Recipe: Perfect Spicy Garbanzo Mint Salad

Delicious, fresh and tasty.

Spicy Garbanzo Mint Salad. In a large bowl, toss the chickpeas in the olive oil, with the salt, mint, lemon zest and juice, and pepper, if using. Combine the garlic, pepper, red onion, lemon juice, red wine vinegar, olive oil and salt and pepper, to taste, in a large bowl. Add the chickpeas, tomatoes, mint, and cilantro.

Spicy Garbanzo Mint Salad Allow to marinate for a little while and serve at room temperature. Just as you're ready to serve, give the salad a final dress with the fresh mint and basil. This Easy Chickpeas Salad with Feta and Mint is a great recipe for any day of the year. You can have Spicy Garbanzo Mint Salad using 9 ingredients and 3 steps. Here is how you cook it.

Ingredients of Spicy Garbanzo Mint Salad

  1. You need 1 (15 oz) of can Garbanzo.
  2. Prepare 1 of tomato, diced.
  3. Prepare 1/4 of medium onion, diced.
  4. Prepare 1/2 of bell pepper, diced.
  5. It's 1/2 of zucchini, diced.
  6. Prepare Handful of mint leaves, chopped.
  7. Prepare 1/4 of cup(60ml) lemon juice.
  8. Prepare 1/4 of cup(60ml) salsa.
  9. You need to taste of Salt and pepper.

Use fresh mint and basil in the summer or dried herbs in the winter. In a medium bowl whisk the oil, lemon juice, vinegar, zest, cloves, salt, and pepper until well mixed. Add the beans, tomatoes, cucumber, bell pepper, onions, and mint. Make a meal of it - try this with a side of: Easy Soft Flatbread Recipe (No Yeast) with Hummus (try this traditional Hummus with Lamb!) Crispy Couscous Pancake with Tomato & Onion (another Yotam Ottolenghi recipe); Add a main - Chicken Shawarma or Lamb Shawarma, Lamb Koftas or Moroccan Meatballs Rice Pilaf with Dried Fruit and Nuts This salad is one of my favorite ways to turn chickpeas into lunch: Crunchy with tiny cumin seeds, punched up with a pinch of red chili flakes.

Spicy Garbanzo Mint Salad instructions

  1. Rinse and drain Garbanzo. Cut tomato, onion, zucchini and bell pepper. Put them in a mixing bowl..
  2. Rinse mint leaves well, pat them dry and chop. Add to the bowl along with lemon juice and salsa..
  3. Combine well and add salt and pepper if needed. Put in fridge and allow the flavour to blend until ready to serve..

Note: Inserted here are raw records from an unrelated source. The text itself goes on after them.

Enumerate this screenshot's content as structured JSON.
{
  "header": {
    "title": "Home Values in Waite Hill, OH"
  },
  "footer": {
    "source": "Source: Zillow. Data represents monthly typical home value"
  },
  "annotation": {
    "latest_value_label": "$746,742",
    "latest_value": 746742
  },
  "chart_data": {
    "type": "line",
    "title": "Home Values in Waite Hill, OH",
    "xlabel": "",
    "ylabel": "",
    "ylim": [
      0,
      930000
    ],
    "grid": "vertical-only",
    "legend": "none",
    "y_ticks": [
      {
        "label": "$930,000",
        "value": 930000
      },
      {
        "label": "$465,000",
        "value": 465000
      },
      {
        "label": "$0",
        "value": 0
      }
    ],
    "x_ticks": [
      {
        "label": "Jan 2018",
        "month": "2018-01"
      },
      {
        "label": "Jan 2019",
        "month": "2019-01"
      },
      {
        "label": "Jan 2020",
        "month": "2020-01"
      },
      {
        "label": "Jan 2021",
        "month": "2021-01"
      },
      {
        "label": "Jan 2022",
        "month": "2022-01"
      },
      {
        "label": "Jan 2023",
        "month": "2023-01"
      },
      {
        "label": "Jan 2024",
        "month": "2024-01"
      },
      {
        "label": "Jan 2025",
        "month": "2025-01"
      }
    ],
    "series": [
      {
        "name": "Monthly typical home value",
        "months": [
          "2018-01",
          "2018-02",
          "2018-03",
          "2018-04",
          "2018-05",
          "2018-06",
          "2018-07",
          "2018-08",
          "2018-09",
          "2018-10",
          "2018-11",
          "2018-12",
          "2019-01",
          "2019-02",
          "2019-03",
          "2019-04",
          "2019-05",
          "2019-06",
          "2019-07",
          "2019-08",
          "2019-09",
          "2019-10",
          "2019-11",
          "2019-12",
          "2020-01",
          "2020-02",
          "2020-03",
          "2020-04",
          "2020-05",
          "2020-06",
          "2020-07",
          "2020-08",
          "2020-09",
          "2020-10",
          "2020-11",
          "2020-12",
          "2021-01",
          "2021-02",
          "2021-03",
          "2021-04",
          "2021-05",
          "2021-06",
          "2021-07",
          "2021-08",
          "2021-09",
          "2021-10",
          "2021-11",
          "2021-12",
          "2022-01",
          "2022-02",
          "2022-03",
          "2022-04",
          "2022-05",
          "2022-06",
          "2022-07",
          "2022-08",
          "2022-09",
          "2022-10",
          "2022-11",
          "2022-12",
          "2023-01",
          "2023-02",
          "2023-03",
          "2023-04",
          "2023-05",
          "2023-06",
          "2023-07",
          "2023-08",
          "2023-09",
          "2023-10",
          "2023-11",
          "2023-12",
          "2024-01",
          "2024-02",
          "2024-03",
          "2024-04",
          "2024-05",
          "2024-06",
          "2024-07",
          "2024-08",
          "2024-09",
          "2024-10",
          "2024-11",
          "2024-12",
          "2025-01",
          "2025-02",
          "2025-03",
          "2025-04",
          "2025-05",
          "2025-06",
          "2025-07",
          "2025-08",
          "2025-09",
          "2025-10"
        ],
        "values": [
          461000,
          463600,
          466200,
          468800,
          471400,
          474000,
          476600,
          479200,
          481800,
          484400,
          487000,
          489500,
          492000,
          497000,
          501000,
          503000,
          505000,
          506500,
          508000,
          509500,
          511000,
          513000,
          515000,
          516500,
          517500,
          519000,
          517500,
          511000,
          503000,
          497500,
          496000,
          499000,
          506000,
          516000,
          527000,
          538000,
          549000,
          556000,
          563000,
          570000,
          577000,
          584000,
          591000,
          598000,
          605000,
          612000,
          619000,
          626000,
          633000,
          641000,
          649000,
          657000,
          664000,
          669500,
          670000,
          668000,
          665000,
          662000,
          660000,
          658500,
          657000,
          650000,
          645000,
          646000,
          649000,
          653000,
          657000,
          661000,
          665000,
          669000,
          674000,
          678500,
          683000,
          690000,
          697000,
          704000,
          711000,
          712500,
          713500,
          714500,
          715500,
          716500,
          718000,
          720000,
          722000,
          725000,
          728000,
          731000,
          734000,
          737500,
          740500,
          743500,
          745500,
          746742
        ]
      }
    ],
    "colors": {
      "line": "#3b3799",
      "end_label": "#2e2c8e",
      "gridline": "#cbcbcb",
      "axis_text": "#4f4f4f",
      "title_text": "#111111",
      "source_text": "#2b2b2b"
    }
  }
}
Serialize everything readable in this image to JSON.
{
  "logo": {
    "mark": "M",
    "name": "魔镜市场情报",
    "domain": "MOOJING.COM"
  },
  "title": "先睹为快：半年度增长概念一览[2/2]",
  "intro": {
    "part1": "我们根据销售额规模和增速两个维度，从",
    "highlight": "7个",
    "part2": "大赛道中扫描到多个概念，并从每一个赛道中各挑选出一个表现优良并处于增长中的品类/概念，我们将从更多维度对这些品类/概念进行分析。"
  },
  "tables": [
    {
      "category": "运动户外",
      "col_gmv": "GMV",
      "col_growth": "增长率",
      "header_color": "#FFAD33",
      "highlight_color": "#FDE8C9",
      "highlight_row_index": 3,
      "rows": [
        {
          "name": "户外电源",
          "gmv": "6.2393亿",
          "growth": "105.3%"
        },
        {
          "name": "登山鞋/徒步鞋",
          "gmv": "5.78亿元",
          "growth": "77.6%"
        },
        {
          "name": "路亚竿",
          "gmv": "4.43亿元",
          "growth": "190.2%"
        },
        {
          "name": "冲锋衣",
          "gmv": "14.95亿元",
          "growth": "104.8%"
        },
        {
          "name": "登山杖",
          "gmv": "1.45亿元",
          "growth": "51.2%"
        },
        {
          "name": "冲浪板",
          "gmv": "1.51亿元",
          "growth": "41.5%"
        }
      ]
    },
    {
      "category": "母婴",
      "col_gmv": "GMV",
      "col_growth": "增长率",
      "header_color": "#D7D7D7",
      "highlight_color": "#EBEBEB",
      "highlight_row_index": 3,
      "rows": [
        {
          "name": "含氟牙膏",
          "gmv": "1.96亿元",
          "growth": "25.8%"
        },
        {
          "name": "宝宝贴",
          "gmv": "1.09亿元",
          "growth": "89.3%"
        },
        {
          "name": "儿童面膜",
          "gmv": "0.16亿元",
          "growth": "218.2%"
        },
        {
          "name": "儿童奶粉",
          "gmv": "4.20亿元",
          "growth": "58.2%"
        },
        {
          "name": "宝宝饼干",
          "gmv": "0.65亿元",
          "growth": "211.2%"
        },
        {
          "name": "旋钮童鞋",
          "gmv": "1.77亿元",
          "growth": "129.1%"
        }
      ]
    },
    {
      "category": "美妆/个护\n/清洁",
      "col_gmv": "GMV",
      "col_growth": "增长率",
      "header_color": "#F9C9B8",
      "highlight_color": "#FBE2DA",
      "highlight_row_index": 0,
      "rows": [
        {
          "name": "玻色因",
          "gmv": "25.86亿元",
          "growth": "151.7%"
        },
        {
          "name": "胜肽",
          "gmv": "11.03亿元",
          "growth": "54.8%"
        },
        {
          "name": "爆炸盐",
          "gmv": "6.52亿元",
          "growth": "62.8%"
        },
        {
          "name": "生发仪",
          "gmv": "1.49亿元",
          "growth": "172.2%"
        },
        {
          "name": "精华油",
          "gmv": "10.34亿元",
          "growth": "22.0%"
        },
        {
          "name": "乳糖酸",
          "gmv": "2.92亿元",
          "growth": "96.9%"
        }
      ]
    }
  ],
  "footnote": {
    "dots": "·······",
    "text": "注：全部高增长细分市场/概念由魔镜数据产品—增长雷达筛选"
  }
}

Cool, crisp cucumber nestles in between the chickpeas, and sun-dried tomatoes lend a savory note. Heat the olive or sesame oil in a large saucepan over medium-high heat. Which kind of beans would you like in the recipe? In a large bowl (large enough to mix the entire salad), whisk together all of the ingredients for the dressing. To the dressing, add all of the ingredients for the salad and toss well.